ARRIVA (FINALMENTE) IL CATASTO FRUTTICOLO. ENTRO TRE MESI IL DECRETO. E GLI ORTAGGI?

Questa volta sembra davvero essere la volta buona. Il tanto atteso catasto della frutta diventerà realtà. Il Governo lo ha infatti inserito nell’ultima manovra di bilancio, pubblicata sulla Gazzetta ufficiale lo scorso 31 dicembre. Il tema viene affrontato al comma 666 e 667 dell’articolo 1, annunciando che è stata autorizzata una spesa di 5 milioni (2 milioni per il 2019 e 3 milioni per il 2020) per “l’istituzione di un catasto della produzioni frutticole nazionali, attraverso una ricognizione a livello aziendale delle superfici frutticole, distinte a livello delle principali cultivar”. L’obiettivo del nuovo strumento, si legge nel provvedimento, è “contribuire alla competitività e allo sviluppo del settore ortofrutticolo nazionale, mediante una efficiente gestione delle informazioni sulle superfici e sulle produzioni frutticole, nonché di favorire un corretto orientamento produttivo al mercato, con conseguente riduzione dei rischi di sovraproduzione e di volatilità dei prezzi”.

Il decreto attuativo del catasto dovrebbe arrivare entro tre mesi. Sulle tempistiche si precisa infatti che i criteri e le modalità di realizzazione del catasto “sono individuati con decreto di natura non regolamentare del Mipaaft, Ministro delle politiche agricole alimentari, forestali e del turismo, da adottare, previa intesa in sede di Conferenza permanente per i rapporti tra lo Stato, le regioni e le province autonome di Trento e di Bolzano, entro novanta giorni dalla data di entrata in vigore della legge”.

INCOGNITA ORTAGGI (E NON SOLO)

Tuttavia non mancano i punti interrogativi. Nella manovra si parla di produzione frutticola, lasciando intendere che gli ortaggi rimangono esclusi da quello che almeno sulla carta risulterebbe essere un vero e proprio censimento delle aree di produzione. Inoltre non si sa ancora chi concretamente andrà a realizzare questo catasto. Da diverse parti indicano Ismea, Agea o l’Istat gli enti maggiormente accreditati a compiere questo lavoro.

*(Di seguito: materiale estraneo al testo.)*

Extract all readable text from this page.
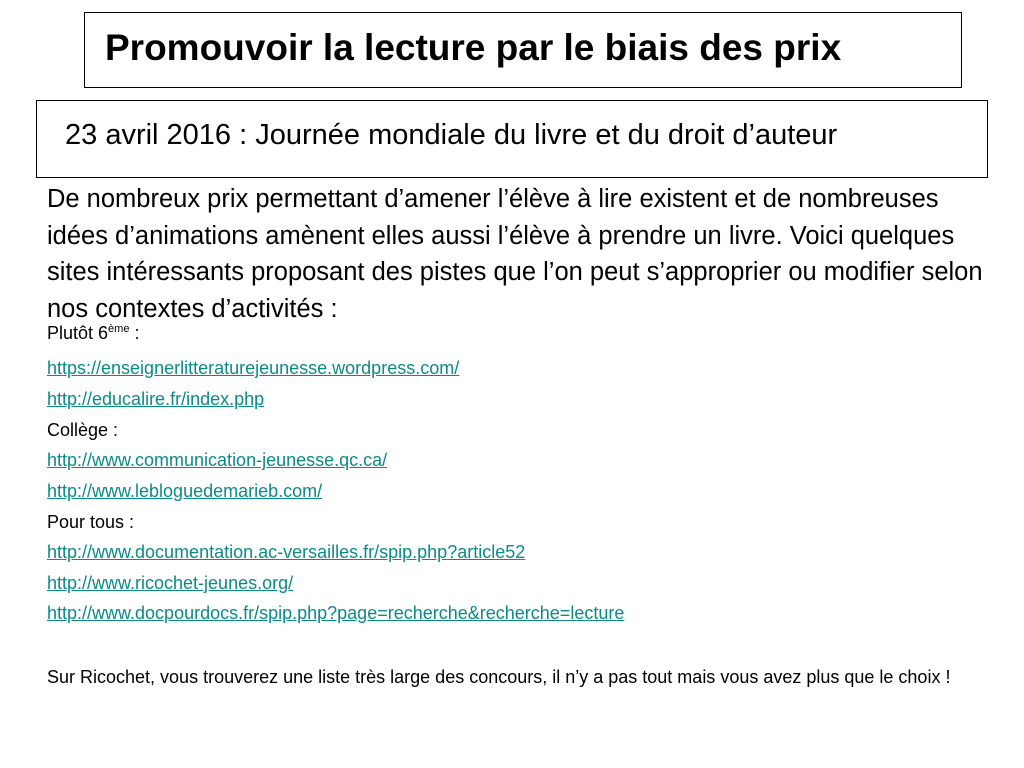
Promouvoir la lecture par le biais des prix
23 avril 2016 : Journée mondiale du livre et du droit d’auteur
De nombreux prix permettant d’amener l’élève à lire existent et de nombreuses idées d’animations amènent elles aussi l’élève à prendre un livre. Voici quelques sites intéressants proposant des pistes que l’on peut s’approprier ou modifier selon nos contextes d’activités :
Plutôt 6ème :
https://enseignerlitteraturejeunesse.wordpress.com/
http://educalire.fr/index.php
Collège :
http://www.communication-jeunesse.qc.ca/
http://www.lebloguedemarieb.com/
Pour tous :
http://www.documentation.ac-versailles.fr/spip.php?article52
http://www.ricochet-jeunes.org/
http://www.docpourdocs.fr/spip.php?page=recherche&recherche=lecture
Sur Ricochet, vous trouverez une liste très large des concours, il n’y a pas tout mais vous avez plus que le choix !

Un ruolo decisivo potrebbe averla una nuova applicazione del fascicolo aziendale, il documento obbligatorio con una serie di informazioni e documenti relativi all’azienda che ogni impresa deve presentare alla pubblica amministrazione per richiedere contributi, agevolazioni o certificazioni nel settore agricolo.